Capitol DCH.R.  3700, which passed in the House 427-0 in February, has yet to be introduced in the Senate. The National Association of Realtors (NAR) last week put out a call to action among its 1.2 million members to pressure the Senate to introduce and move along a companion bill in time to get it passed this year. NAR is specifically supporting Title III of the bill, which eases restrictions on condominiums.

The FHA has a hard rule that disqualifies buyers from seeking FHA financing if less than 50 percent of the condominium units are owner-occupied. The bill would lower that requirement to a 35 percent owner-occupied ratio.

The rules also would compel FHA’s overseer, the U.S. Department of Housing and Urban Development, to rewrite its rules to make it easier to recertify a condo building’s eligibility through a streamlined process. FHA also would have to relax a hard rule against allowing the condominium associations to collect transfer fees when a condo is sold.
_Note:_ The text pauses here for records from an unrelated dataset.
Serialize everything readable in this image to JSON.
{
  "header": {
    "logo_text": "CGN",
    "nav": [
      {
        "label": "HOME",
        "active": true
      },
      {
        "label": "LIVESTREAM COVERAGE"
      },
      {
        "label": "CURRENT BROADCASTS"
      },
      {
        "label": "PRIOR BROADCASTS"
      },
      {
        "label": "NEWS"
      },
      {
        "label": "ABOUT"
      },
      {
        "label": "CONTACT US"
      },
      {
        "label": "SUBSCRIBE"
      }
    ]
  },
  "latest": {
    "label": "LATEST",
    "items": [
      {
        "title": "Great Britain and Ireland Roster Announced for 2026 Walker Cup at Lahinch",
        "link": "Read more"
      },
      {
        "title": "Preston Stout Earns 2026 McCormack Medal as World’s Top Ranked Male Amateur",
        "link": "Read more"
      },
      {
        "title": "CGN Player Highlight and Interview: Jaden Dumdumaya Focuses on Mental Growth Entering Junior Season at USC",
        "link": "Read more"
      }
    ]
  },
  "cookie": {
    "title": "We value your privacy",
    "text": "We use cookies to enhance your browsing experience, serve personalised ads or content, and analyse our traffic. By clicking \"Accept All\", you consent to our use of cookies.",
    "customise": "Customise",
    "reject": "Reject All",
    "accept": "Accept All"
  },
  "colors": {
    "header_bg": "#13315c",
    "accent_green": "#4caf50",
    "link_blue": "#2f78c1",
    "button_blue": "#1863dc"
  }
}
FHA would allow transfer fees that are used to support community improvements, a policy that is consistent with Fannie Mae and Freddie Mac’s existing policy.

NAR said only 10 percent of condominiums nationwide are FHA-eligible. The Congressional Budget Office (CBO) estimated that the House bill that would boost FHA-guarantee lending by $8 billion between 2017 and 2021, as more condo buyers would be eligible for FHA financing. 

“H.R. 3700 is needed to eliminate the overly burdensome restrictions that stand between those buyers and a condo purchase,” NAR President Tom Salomone said. "Now that it’s been passed unanimously in the House, we’re working to remind the U.S. Senate that bringing this legislation to the floor for a vote is critically important.”

The pending House bill also encourages more flexibility in the Section 8 voucher program for very low-income renters. It also would allow the U.S. Department of Agriculture (USDA) to delegate to preferred lenders its approval authority for USDA loans and allow the agency to charge a $50 fee to lenders per loan for using the automated underwriting system.